Das modernere Herangehen macht sich nicht nur durch die kontemporären Erzählungen bemerkbar, sondern auch durch den Umgang mit Sex und Gewalt. Beides setzen die Macher*innen hier sehr bewusst und vor allem viel freizügiger ein als in ihren vorhergegangenen Filmen. Ein paar der Folgen verlieren dadurch etwas an Charme und verwirken mit der plakativen Machart ein wenig an Atmosphäre, letztlich kann man dem Studio in seinen sehr schweren Zeiten wohl nicht zu sehr vorwerfen, dass sie sich ein wenig an die moderner Horrorwelle annähern wollten. Für die blutigen Effekte war hier Ian Scoones (Der Fluch der Mumie, 1966) zuständig. Scoones war zuvor viele Jahre als Assistent von Les Bowie (Frankensteins Höllenmonster, 1974), einem der wichtigsten Effektmänner bei Hammer. Einige der tollen Effekte hier sind ein sehr putziger Werwolf, leider ohne Transformationssequenz, einige Aufnahmen in der Autopsy und so mancher blutiger Mord. Auch wenn es zum Großteil keine atemberaubenden Effektarbeiten sind, so sind die meisten schon glaubhaft und vor allem fürs Fernsehen Anfang der 80er recht deftig. So kam es unter anderem auch, dass die letzte Episode „The Mark of Satan“ in den USA gar nicht und in Deutschland nur geschnitten lief. Zudem fehlen in einigen Folgen der deutschen Ausstrahlung einige Szenen. Es wurden jedoch nicht nur Gewaltszenen entfernt oder gekürzt, sondern zum Teil auch recht wichtige Handlungsszenen entfernt. In diesem Mediabook ist aber natürlich die ungeschnittene Fassung der Serie enthalten. Geschnittene Szenen sind im O-Ton und werden untertitelt.

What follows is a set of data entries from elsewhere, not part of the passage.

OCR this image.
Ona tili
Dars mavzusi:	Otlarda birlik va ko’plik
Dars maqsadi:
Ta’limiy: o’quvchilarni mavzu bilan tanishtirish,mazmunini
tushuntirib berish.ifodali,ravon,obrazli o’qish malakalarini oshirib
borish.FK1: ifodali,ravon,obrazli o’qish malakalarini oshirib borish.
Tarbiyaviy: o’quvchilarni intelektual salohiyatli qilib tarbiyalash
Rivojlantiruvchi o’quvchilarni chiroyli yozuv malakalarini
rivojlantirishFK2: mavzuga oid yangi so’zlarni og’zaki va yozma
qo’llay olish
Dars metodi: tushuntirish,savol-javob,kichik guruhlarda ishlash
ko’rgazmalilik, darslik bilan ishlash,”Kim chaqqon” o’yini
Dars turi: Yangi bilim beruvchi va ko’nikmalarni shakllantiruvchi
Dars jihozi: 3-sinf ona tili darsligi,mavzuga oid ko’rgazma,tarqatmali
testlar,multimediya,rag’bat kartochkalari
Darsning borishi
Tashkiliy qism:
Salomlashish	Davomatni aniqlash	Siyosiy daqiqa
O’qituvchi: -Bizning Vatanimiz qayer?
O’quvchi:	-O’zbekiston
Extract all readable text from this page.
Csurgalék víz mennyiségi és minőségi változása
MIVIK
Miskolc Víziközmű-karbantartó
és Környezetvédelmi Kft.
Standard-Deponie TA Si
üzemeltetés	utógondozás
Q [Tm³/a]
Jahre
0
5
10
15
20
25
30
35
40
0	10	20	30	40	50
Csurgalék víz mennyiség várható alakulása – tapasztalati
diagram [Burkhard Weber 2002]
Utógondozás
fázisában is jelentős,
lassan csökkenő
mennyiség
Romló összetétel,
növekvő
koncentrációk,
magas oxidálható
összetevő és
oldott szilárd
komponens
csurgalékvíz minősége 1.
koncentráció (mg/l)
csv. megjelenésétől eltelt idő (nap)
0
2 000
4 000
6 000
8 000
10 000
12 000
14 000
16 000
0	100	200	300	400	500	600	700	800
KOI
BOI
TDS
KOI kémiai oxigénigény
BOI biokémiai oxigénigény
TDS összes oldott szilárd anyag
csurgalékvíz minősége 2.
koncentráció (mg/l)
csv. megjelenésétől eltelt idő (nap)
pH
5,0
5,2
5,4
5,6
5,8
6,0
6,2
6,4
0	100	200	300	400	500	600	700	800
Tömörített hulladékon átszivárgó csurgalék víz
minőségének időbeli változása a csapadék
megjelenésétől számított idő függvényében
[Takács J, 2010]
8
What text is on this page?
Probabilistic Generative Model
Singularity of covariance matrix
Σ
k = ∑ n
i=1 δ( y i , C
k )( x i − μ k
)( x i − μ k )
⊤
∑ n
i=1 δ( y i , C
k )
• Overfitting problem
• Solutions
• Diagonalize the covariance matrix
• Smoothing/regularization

Mit „The silent Scream“ und „The two Faces of Evil“ hat Regisseur Alan Gibson (Dracula jagt Mini-Mädchen, 1972) gleich zwei der meist gefeierten Episoden der Serie realisiert. Erstere ist ein ungewöhnliches Kammerspiel in dem Peter Cushing (Die Bande des Captain Clegg, 1962) seine Opfer auf ungewöhnliche Weise zum Gehorsam konditionieren möchte. Neben Cushing sind hier auch noch ein bestens trainierter Puma und Brian Cox in den weiteren Hauptrollen zu sehen. Cox gelangte später noch zu größerer Bekanntschaft in der Rolle als Dr. Hannibal Lecktor in „Blutmond“ (1986) von Michael Mann und ist bis heute immer wieder in großen Hollywoodproduktionen wie X-Men 2 (2003) zu sehen. In der anderen Folge ist Philip Latham zu sehen, der Hammer Fans aus „Blut für Dracula“ (1965) bekannt sein sollte. Kurios ist vielleicht auch noch der kurze Auftritt des noch jungen Pierce Brosnan (GoldenEye, 1995), als ekliger Macho, der auch sogleich von einer Serienkillerin erdolcht wird. Insgesamt sind es aber eher die Menschen hinter der Kamera und hinter den Kulissen, die wir schon aus anderen Hammer Produktionen kennen. Neben bekannten Autoren und Regisseuren und der hauseigenen Effektcrew, stammen auch die Musiken von einem Bekannten, Philip Martell (Comtesse des Grauens, 1971).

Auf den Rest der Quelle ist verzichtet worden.